Sunday, October 5, 2008
The Gate House by Nelson DeMille
I had never read any other books by Nelson DeMille so I had no warning about what was to come. Certainly his style of writing breathes life into and embodies all that is sarcastic in a protagonist and that fitted John Sutter to a T. I found John's sarcasm to be very difficult to relate to and his snideness made me feel less than sympathetic about the past events in his life. Frankly, in many ways, I am surprised that John ever had a family or friends to come back to. This book wraps up the story of the characters begun in the novel "The Gold Coast".
The book takes place on the Gold Coast on the eastern seaboard of America in the aftermath of 9/11. I only mention this because it is spoken about frequently in the book as it pertains to the changes in people's consciousness about their invincibility or lack thereof.
John has returned from London, where he has been practising law since he returned from his 3 year adventure sailing around the world.
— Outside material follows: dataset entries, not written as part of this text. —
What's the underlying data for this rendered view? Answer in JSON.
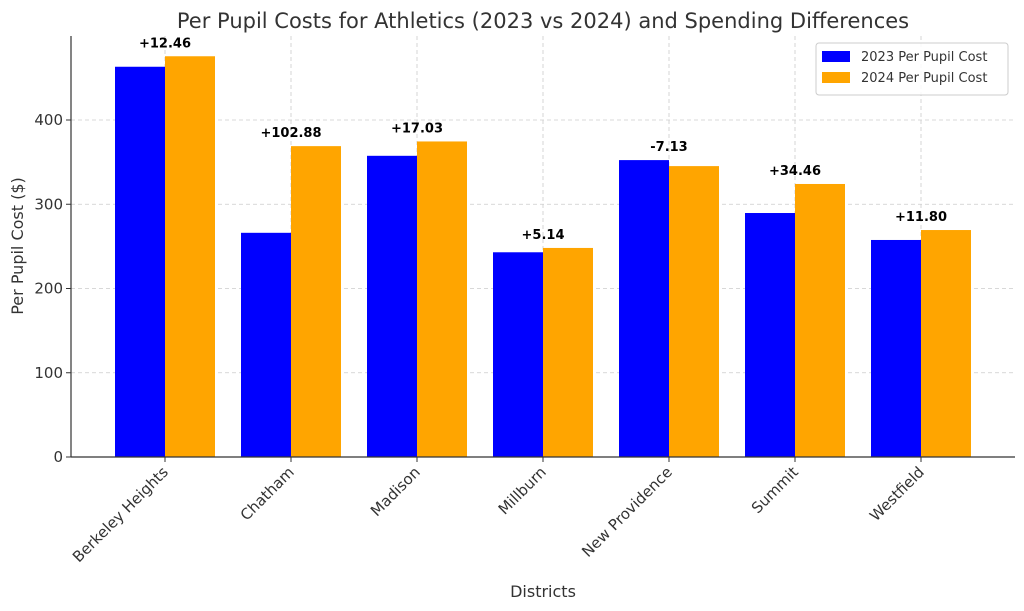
{
  "chart_data": {
    "type": "bar",
    "title": "Per Pupil Costs for Athletics (2023 vs 2024) and Spending Differences",
    "xlabel": "Districts",
    "ylabel": "Per Pupil Cost ($)",
    "ylim": [
      0,
      485
    ],
    "yticks": [
      0,
      100,
      200,
      300,
      400
    ],
    "grid": true,
    "legend_position": "top-right",
    "categories": [
      "Berkeley Heights",
      "Chatham",
      "Madison",
      "Millburn",
      "New Providence",
      "Summit",
      "Westfield"
    ],
    "series": [
      {
        "name": "2023 Per Pupil Cost",
        "color": "#0000ff",
        "values": [
          463.2,
          266.1,
          357.5,
          243.0,
          352.4,
          289.6,
          257.6
        ]
      },
      {
        "name": "2024 Per Pupil Cost",
        "color": "#ffa500",
        "values": [
          475.66,
          368.98,
          374.53,
          248.14,
          345.27,
          324.06,
          269.4
        ]
      }
    ],
    "annotations": [
      "+12.46",
      "+102.88",
      "+17.03",
      "+5.14",
      "-7.13",
      "+34.46",
      "+11.80"
    ]
  }
}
He left his home and family originally when his wife shot her lover Frank Bellarosa, a mafia don, who was testifying for the FBI. The subsequent fallout of notoriety and tabloid fame created a monster that John needed to escape from.
John returns because an old family retainer of his exwife's family, the Stanhopes, is on her deathbed and as her executor he is needed. He takes up residence in the gate house of the old family estate and is disconcerted to find that the son of the old mafia don has moved into the new housing complex that was built on the grounds of Bellarosa's estate. John knows that the son bears his exwife Susan ill will and he is worried about her despite himself. John has had very little contact with his exwife but he needs to impress upon her the seriousness of this situation but also protect himself from further reprisal.
None of the characters were very likable people throughout the entire story but I still became invested in their eventual success and the conclusion was satisfying. Despite myself, I enjoyed this novel as it appealed to the inner secret tabloid reader in me but I found the book to be too long. Reminded me of reading Harold Robbins' books in my teens.